From a constituent active with soil and water conservation, I am drafting a bill to establish a state income tax incentive to install solar equipment on residential and commercial structures, brownfields, parking lots, and transportation amenities. I am also drafting legislation to amend The Virginia Brownfield and Coal Mine Renewable Energy and Grant Fund Program, which was established in 2021, to allow state funds to be used for grants. This fund awards grants on a competitive basis to renewable energy projects located on brownfields or previously coal-mined lands. Current law only allows grants to be made using federal funds, which is not always available.
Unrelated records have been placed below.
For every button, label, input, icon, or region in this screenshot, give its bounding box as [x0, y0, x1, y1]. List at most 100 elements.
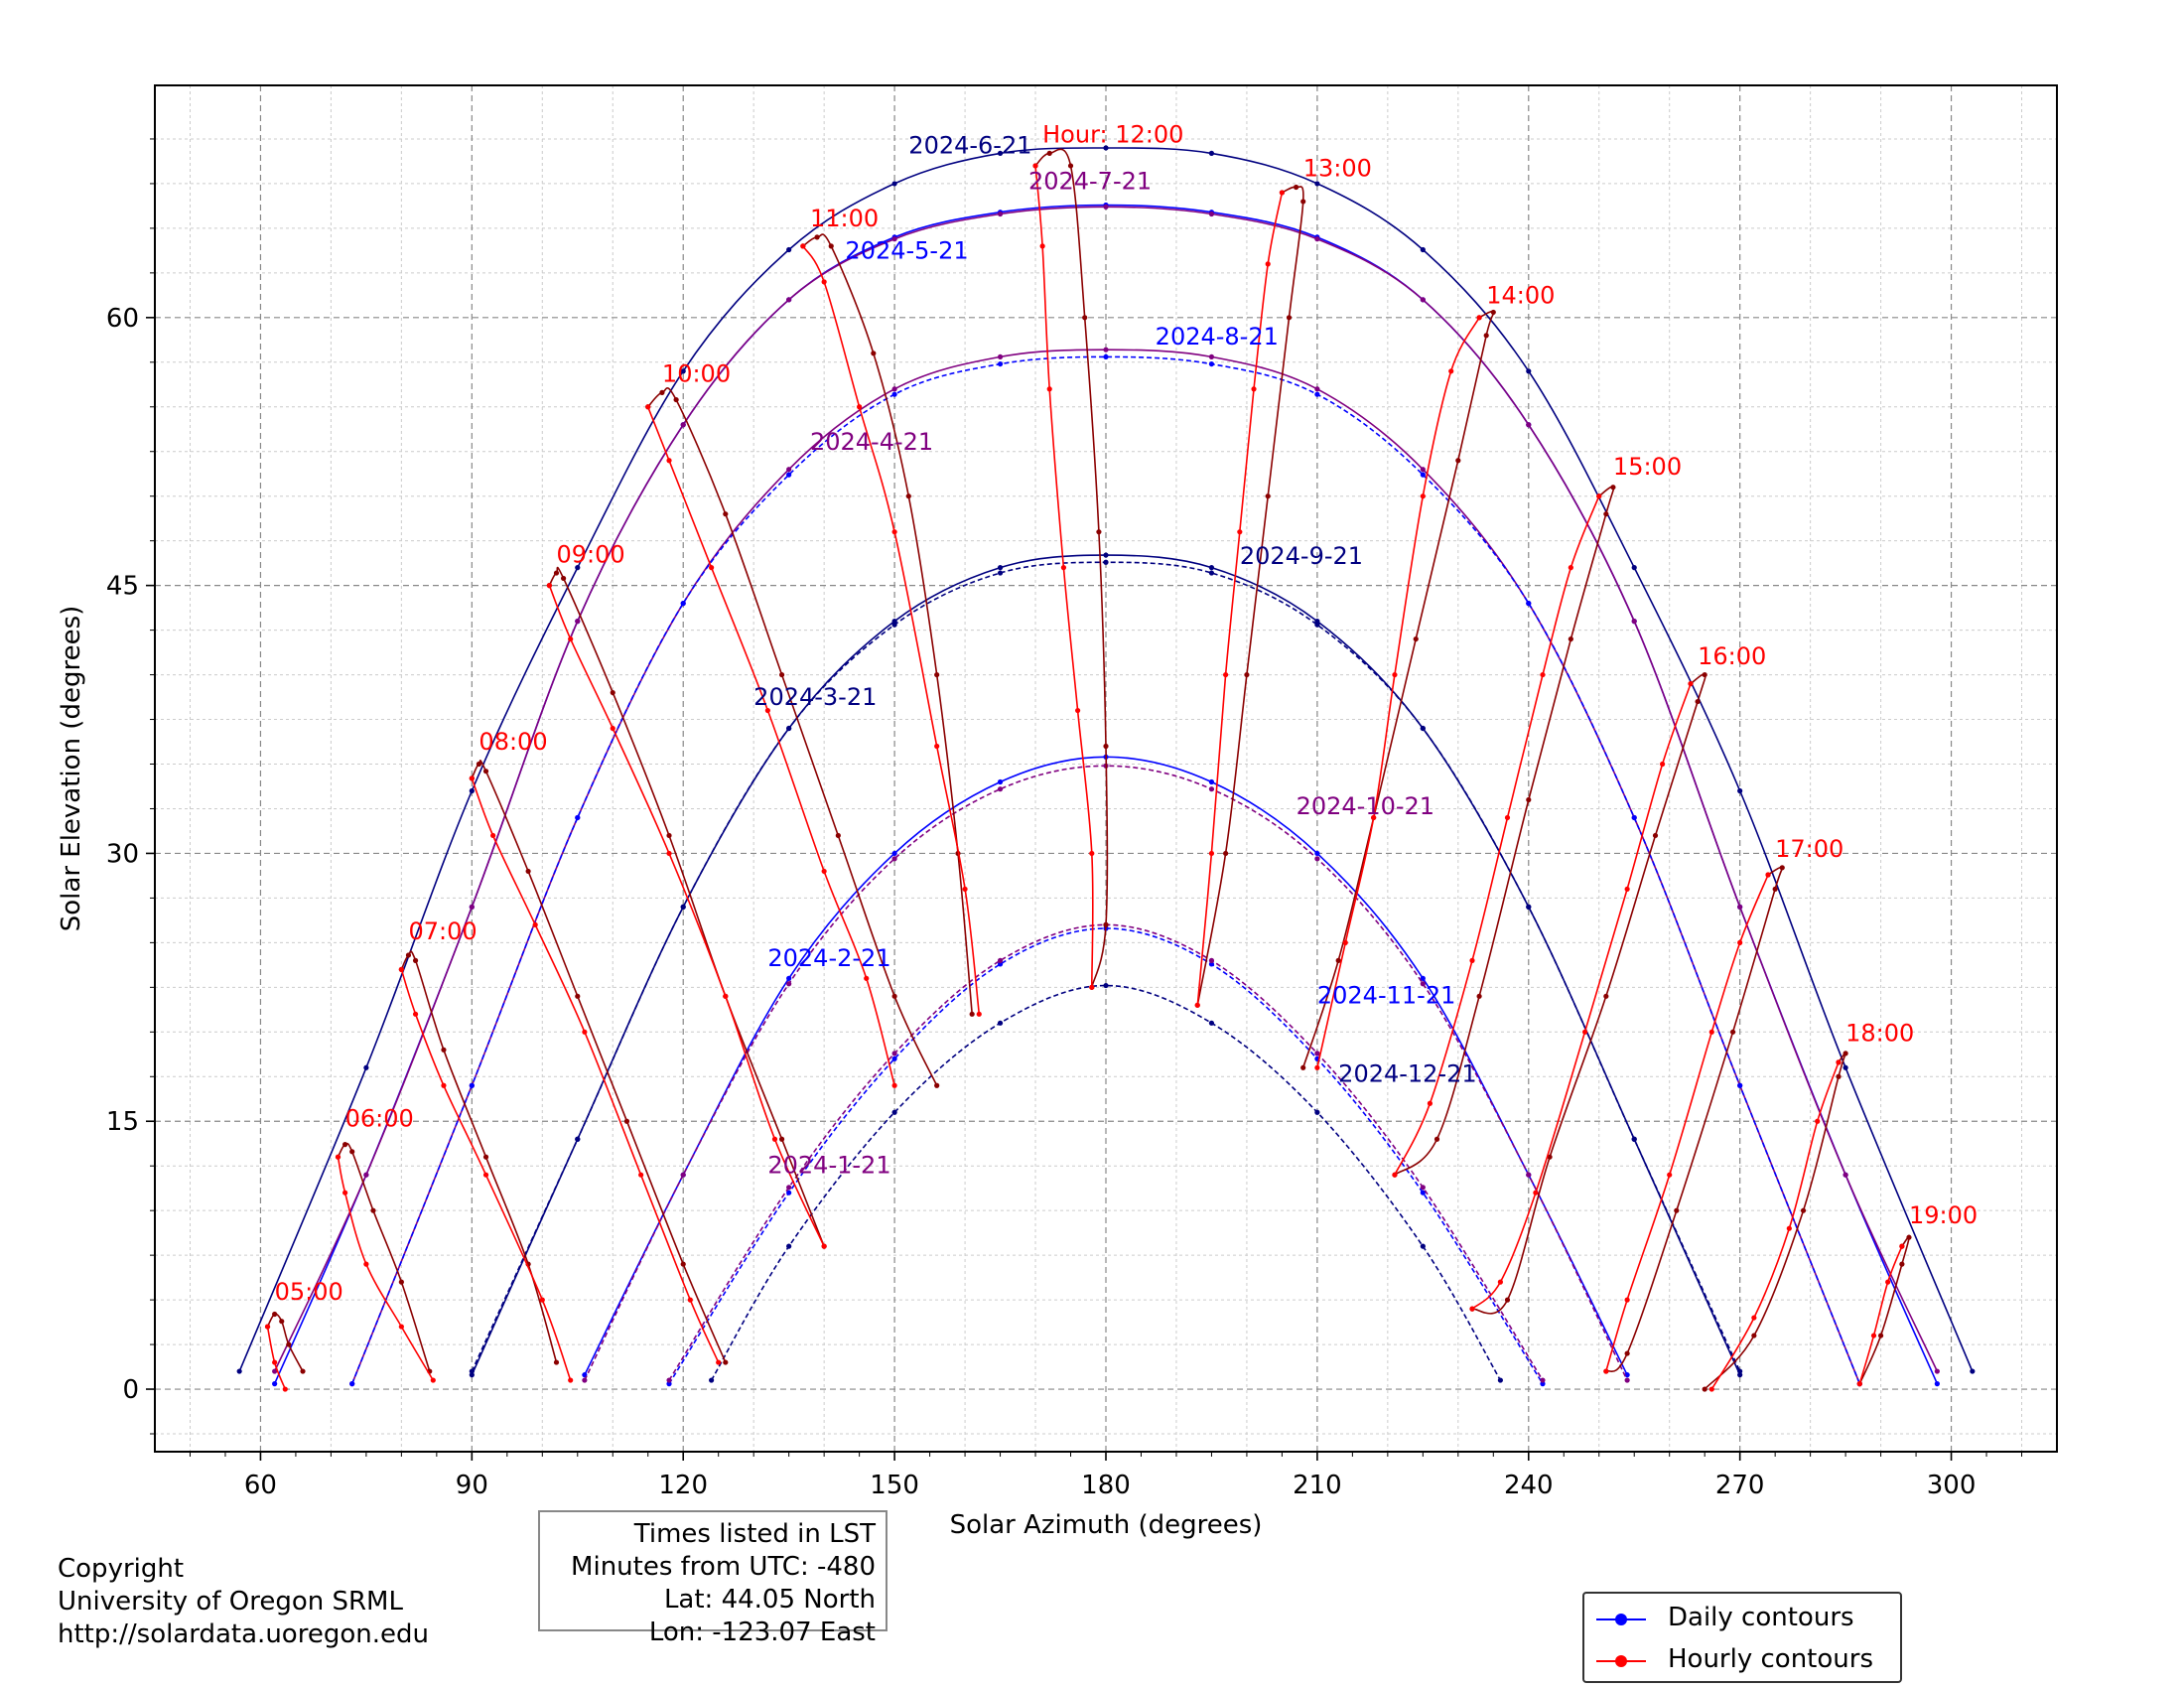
daily-contour-point — [1540, 1377, 1546, 1383]
daily-contour-point — [1314, 850, 1320, 857]
daily-contour-point — [1420, 1243, 1426, 1249]
hourly-contour-09:00 — [546, 566, 827, 1249]
hourly-contour-line — [1301, 310, 1495, 1068]
daily-contour-point — [786, 472, 792, 478]
daily-contour-point — [1737, 1372, 1743, 1378]
x-tick-label: 120 — [658, 1471, 708, 1500]
hourly-contour-return-point — [1251, 386, 1257, 392]
hourly-contour-return-point — [1765, 872, 1771, 878]
hourly-contour-point — [405, 952, 412, 958]
daily-contour-point — [1631, 814, 1637, 821]
daily-contour-point — [1631, 619, 1637, 625]
daily-contour-point — [1843, 1064, 1848, 1070]
daily-contour-point — [469, 1368, 475, 1374]
daily-contour-point — [891, 856, 897, 862]
hourly-contour-line — [471, 760, 727, 1363]
hourly-contour-point — [370, 1207, 376, 1213]
hourly-contour-return-point — [638, 1172, 644, 1178]
daily-contour-point — [891, 181, 897, 187]
hourly-contour-return-point — [764, 707, 770, 714]
hourly-contour-return-point — [1420, 493, 1426, 499]
x-tick-label: 90 — [456, 1471, 488, 1500]
hourly-contour-point — [476, 761, 482, 768]
info-utc-offset: Minutes from UTC: -480 — [571, 1552, 876, 1582]
hourly-contour-point — [1674, 1207, 1680, 1213]
daily-contour-point — [1103, 145, 1109, 151]
daily-contour-point — [680, 422, 686, 428]
daily-contour-point — [349, 1381, 355, 1387]
daily-contour-point — [1843, 1172, 1848, 1178]
daily-contour-point — [891, 391, 897, 397]
hourly-contour-point — [1772, 886, 1778, 893]
hourly-contour-point — [969, 1011, 975, 1017]
hourly-contour-point — [723, 1359, 729, 1365]
hourly-contour-return-point — [666, 850, 672, 857]
date-label: 2024-4-21 — [810, 428, 933, 456]
hourly-contour-point — [1300, 1064, 1306, 1070]
daily-contour-point — [1103, 204, 1109, 210]
hourly-contour-point — [1067, 163, 1074, 169]
daily-contour-point — [1420, 725, 1426, 732]
hourly-contour-return-point — [1581, 1029, 1588, 1035]
daily-contour-point — [272, 1381, 278, 1387]
daily-contour-point — [582, 1377, 588, 1383]
hourly-contour-point — [1624, 1350, 1630, 1356]
x-tick-label: 270 — [1715, 1471, 1765, 1500]
hourly-contour-15:00 — [1392, 485, 1616, 1178]
hourly-contour-point — [1265, 493, 1271, 499]
hourly-contour-point — [1603, 993, 1609, 999]
hourly-contour-return-point — [709, 565, 715, 571]
hourly-contour-return-point — [687, 1297, 693, 1303]
hourly-contour-17:00 — [1603, 865, 1785, 1374]
hourly-contour-return-point — [1603, 1368, 1609, 1374]
daily-contour-point — [1497, 1377, 1503, 1383]
x-tick-label: 180 — [1081, 1471, 1131, 1500]
hourly-contour-point — [814, 234, 820, 240]
hour-label: 13:00 — [1303, 155, 1372, 183]
hourly-contour-return-point — [1060, 565, 1067, 571]
hourly-contour-return-point — [1540, 671, 1546, 678]
hourly-contour-point — [1751, 1333, 1757, 1338]
legend-label-daily: Daily contours — [1668, 1603, 1854, 1632]
hourly-contour-return-point — [821, 868, 827, 875]
daily-contour-point — [1314, 391, 1320, 397]
hourly-contour-return-point — [398, 966, 404, 972]
hourly-contour-return-point — [610, 725, 615, 732]
daily-contour-point — [1103, 353, 1109, 360]
hourly-contour-point — [659, 389, 665, 395]
hourly-contour-point — [835, 832, 841, 839]
hourly-contour-return-point — [282, 1386, 288, 1392]
hourly-contour-return-point — [1223, 671, 1229, 678]
hourly-contour-08:00 — [469, 760, 729, 1365]
hour-label: 18:00 — [1845, 1019, 1914, 1047]
daily-contour-point — [1420, 1185, 1426, 1191]
hourly-contour-return-point — [771, 1136, 778, 1142]
x-axis-label: Solar Azimuth (degrees) — [950, 1510, 1263, 1540]
date-label: 2024-6-21 — [908, 131, 1031, 159]
hourly-contour-point — [482, 1154, 489, 1160]
date-label: 2024-11-21 — [1317, 982, 1455, 1010]
date-label: 2024-9-21 — [1240, 542, 1363, 570]
daily-contour-point — [1208, 1020, 1215, 1026]
daily-contour-point — [997, 957, 1004, 963]
hourly-contour-line — [548, 566, 825, 1247]
daily-contour-point — [1737, 1082, 1743, 1088]
daily-contour-point — [575, 619, 581, 625]
axis-ticks: 60 90 120 150 180 210 240 270 300 0 15 30 45 60 — [106, 138, 2023, 1500]
hourly-contour-return-point — [1427, 1100, 1433, 1106]
daily-contour-point — [1103, 347, 1109, 352]
daily-contour-point — [786, 1185, 792, 1191]
hourly-contour-return-point — [264, 1324, 271, 1330]
date-label: 2024-12-21 — [1338, 1060, 1476, 1088]
hourly-contour-line — [802, 233, 973, 1015]
daily-contour-point — [997, 150, 1004, 156]
daily-contours — [236, 145, 1976, 1387]
daily-contour-point — [786, 725, 792, 732]
daily-contour-point — [680, 1172, 686, 1178]
hourly-contour-return-point — [1737, 939, 1743, 945]
daily-contour-point — [666, 1377, 672, 1383]
daily-contour-point — [1314, 181, 1320, 187]
hourly-contour-return-point — [1504, 814, 1511, 821]
hourly-contour-point — [349, 1149, 355, 1155]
Eliminating this federal requirement will hopefully encourage more renewable energy projects on former coal fields and brownfields.

Another legislative effort I have in the hopper is establishing a cooperative program that would fully fund ongoing protection and preservation of lands of ecological, cultural, or historical importance, lands for recreational purposes, and working farm and forest lands for the benefit and enjoyment of all current and future citizens of the Commonwealth. Virginia has 42 wonderful state parks and 2,440 local and regional parks which employ 109,000 Virginians and have an economic impact of $9.4 billion. A stable, dedicated funding source will create even more opportunities to prevent further loss of Virginia’s critical natural areas.

Also from a constituent, I am pursuing legislation that would limit a homeowner association’s (HOA) ability to prohibit homeowners from installing managed conservation landscaping, such as using landscape practices that incorporate environmentally sensitive design to address stormwater runoff, reduce pollution, protect clean air and water and support wildlife through the use of native plants. After incorporating some of these landscaping changes on their properties, several of my constituents have faced pushback from their HOAs, which tend to favor turf grass. Over 2 million Virginia residents live in a homeowner association, and as we face the current climate crisis, Virginia residents should have the flexibility to more sustainably manage their private land.

Finally, I am working on a bill to create a stakeholder workgroup to study the current Litter Tax and other litter prevention and mitigation approaches in the Commonwealth and recommend reforms to modernize them.

It’s so wonderful to represent this district where so many tirelessly dedicate themselves to advocating for the protection and preservation of our environment. Our efforts together will play an instrumental role in ensuring a healthier and more sustainable future for the generations to come.